Conseillant les agences de tendances, oeuvrant pour des fournisseurs de l’industrie en qualité d’experte scientifique et technologique, explorant avec gourmandise l’inscription sociétale de la science avec Jean-Claude Ameisen ou Michel Serres, observant, tout simplement les impacts, multiples et puissants de la science, puis de la technologie sur mon écosystème, il me semblait indéniable que les tendances ne pouvaient s’étudier ou se comprendre sans une connaissance, même de profane, des courants scientifiques, et vice versa.

Depuis 2000, mon travail se focalise ainsi sur la construction de ponts entre des domaines qui traditionnellement communiquent peu ou mal : la science et le marketing, les startupers scientifiques et le monde du business development, les chercheurs et les acheteurs de technologie, la France et les États-Unis, la recherche publique et les entreprises privées.

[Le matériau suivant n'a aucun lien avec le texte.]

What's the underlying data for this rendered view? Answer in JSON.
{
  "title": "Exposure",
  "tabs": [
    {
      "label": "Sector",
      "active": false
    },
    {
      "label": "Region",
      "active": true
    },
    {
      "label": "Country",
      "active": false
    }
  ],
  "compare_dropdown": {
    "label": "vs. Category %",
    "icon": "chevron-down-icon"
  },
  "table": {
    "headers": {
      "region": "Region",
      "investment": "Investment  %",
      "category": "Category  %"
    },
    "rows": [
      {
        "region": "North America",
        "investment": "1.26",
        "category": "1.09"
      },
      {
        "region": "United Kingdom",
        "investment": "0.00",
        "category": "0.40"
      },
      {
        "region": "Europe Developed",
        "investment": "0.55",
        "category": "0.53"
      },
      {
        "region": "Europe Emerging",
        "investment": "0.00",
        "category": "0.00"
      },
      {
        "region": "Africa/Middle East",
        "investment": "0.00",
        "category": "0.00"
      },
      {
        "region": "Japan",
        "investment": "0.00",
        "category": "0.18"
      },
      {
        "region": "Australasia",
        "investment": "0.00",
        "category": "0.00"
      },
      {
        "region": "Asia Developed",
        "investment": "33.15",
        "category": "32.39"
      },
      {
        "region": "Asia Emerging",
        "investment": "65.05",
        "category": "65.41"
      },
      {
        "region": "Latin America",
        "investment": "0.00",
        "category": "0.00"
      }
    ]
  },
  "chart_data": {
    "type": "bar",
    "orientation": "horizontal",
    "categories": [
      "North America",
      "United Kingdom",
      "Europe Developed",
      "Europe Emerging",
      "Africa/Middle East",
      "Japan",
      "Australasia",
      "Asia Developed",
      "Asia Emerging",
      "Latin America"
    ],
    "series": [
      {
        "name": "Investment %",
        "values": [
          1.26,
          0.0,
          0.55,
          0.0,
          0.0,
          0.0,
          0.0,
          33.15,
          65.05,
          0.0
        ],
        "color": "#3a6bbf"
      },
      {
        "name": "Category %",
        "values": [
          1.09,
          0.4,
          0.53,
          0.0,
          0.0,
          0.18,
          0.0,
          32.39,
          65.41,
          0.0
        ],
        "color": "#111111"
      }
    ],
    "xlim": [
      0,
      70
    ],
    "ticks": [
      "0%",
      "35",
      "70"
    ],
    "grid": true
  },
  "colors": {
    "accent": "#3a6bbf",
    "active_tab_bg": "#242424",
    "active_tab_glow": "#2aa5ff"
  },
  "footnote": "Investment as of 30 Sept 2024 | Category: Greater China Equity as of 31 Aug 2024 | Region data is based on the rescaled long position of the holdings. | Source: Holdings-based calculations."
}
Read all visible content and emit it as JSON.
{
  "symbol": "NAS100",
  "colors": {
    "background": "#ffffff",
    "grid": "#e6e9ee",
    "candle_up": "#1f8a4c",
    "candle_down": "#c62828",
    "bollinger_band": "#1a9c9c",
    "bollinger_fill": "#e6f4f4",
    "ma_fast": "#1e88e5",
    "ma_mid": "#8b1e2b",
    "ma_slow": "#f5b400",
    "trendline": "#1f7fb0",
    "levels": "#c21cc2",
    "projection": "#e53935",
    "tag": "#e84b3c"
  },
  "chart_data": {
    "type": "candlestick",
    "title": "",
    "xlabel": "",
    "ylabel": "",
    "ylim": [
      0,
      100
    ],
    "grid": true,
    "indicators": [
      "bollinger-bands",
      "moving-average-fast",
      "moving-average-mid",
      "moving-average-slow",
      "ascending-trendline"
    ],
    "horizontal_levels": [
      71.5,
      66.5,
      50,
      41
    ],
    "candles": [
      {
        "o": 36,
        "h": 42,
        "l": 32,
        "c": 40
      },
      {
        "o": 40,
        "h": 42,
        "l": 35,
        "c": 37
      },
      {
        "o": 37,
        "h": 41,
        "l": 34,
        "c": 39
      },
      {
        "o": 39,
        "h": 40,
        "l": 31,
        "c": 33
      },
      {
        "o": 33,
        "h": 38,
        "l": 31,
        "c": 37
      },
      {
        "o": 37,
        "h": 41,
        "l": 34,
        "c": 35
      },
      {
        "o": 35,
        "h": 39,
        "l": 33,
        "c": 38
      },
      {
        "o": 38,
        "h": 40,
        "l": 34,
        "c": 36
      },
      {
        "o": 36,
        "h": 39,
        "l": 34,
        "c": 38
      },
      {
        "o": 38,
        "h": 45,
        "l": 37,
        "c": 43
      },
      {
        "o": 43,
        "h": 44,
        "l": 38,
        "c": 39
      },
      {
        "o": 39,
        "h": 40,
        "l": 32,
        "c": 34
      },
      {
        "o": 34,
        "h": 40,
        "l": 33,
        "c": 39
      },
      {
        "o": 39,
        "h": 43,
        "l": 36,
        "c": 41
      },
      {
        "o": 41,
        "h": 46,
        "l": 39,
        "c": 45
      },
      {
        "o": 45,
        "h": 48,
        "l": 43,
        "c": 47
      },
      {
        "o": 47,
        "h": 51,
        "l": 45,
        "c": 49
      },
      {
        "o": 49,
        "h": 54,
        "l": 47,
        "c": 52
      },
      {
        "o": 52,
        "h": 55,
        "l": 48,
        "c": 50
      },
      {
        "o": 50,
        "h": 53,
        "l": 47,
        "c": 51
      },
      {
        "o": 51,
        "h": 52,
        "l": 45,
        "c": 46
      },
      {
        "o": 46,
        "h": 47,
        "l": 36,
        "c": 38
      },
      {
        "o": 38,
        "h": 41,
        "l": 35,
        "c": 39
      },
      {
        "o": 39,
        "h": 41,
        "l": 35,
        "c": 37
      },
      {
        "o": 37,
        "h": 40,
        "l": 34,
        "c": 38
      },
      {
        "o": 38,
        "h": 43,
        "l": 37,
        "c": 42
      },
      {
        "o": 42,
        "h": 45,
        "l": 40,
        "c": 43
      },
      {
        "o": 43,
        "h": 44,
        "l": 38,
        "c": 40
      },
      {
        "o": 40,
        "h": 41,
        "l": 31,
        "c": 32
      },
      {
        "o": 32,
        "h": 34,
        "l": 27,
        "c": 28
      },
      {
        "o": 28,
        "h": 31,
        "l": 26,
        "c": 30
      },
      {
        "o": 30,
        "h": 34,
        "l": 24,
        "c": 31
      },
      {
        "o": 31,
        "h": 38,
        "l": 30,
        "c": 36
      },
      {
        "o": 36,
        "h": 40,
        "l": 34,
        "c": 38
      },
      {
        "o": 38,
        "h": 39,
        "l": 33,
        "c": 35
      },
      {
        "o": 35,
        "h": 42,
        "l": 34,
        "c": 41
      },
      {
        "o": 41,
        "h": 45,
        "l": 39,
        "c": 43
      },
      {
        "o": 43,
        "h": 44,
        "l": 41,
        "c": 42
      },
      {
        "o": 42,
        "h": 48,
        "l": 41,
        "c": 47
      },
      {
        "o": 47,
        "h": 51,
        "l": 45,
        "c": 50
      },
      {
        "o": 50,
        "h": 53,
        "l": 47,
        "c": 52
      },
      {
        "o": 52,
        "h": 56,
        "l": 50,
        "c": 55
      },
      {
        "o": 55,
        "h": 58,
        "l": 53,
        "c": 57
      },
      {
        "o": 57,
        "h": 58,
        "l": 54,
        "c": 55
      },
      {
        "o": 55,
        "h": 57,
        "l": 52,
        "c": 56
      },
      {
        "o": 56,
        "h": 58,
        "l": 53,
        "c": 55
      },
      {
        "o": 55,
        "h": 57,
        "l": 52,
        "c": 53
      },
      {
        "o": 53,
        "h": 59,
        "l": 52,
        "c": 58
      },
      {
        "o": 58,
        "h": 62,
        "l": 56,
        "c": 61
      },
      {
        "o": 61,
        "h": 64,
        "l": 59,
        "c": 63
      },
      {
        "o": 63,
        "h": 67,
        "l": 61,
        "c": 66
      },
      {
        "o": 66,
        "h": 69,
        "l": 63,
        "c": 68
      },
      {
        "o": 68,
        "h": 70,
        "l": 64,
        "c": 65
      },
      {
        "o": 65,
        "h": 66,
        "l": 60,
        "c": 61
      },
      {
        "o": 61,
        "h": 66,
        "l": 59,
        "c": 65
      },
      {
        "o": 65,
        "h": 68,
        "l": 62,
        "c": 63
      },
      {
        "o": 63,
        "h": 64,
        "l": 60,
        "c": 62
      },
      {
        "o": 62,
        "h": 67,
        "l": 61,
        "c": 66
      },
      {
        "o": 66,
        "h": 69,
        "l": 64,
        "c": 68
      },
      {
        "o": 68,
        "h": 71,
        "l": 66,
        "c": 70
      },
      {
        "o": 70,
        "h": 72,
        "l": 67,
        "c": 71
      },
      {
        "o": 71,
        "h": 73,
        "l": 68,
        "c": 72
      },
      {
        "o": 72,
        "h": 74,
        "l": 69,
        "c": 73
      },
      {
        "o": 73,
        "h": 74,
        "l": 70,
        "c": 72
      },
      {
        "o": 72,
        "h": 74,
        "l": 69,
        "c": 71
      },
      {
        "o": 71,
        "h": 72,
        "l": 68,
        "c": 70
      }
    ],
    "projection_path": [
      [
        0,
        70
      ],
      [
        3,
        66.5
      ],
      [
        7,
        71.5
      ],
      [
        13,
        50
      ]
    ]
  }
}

Dans ces rôles, je suis le trait d’union, la conciliatrice parfois, mais aussi et souvent, l’électron libre et perturbateur. Je suis intimement persuadée que l’innovation nait de la connexion, car c’est la nature même de l’alliance que de vous forcer à sortir de votre zone de confort, à apprendre l’autre et son langage.

Or ce sont cette instabilité et cet inconfort qui engendrent la créativité, l’inventivité. On n’a jamais rien inventé du fond d’un fauteuil en regardant la télé. L’invention se fait dans la joie ou dans la douleur, mais jamais dans le statu quo.

Marier science et tendance est logique et productif, pour toutes ces raisons. Reste à savoir comment réaliser cette jonction.

Nous écoutons déjà les tendances avant de développer un produit. Mais en pratique cette contribution est trop précoce par rapport à l’ensemble du processus et il y a fort à parier qu’elle est perdue dans la longueur. Il est donc essentiel de garder les tendances à l’esprit, comme les données du marché, à tous les stades du développement d’un produit.

Étudier la science à travers le prisme des tendances nous force également à y rechercher du sens, à mieux comprendre le sens de la démarche de ce qui fait les bases des technologies que nous utilisons. Faire cet exercice rend les métiers techniques plus intéressants, donne au quotidien du chercheur une texture et des couleurs nouvelles. On n’est plus juste dans une logique mécaniste tendant à simplement chercher un effet et une performance, mais dans une exploration du monde dont les éléments constitutifs deviennent plus cohérents. Donnez du sens au quotidien de vos chercheurs, ils communiqueront mieux et seront plus heureux !

Et puis, il est évident qu’aujourd’hui, la science se développe à la vitesse de l’éclair, permettant l’avènement de nouvelles technologies qui elles-mêmes permettent l’accélération de la recherche scientifique, et au passage changent notre monde et les êtres humains, profondément, puissamment. Cette interdépendance rend encore plus indispensable l’injection de cohérence dans la démarche qui même si elle semble alors plus complexe, ne l’est pas tant que ça.

Non seulement c’est un travail facile mais une fois qu’on s’y applique un peu, c’est une gourmandise.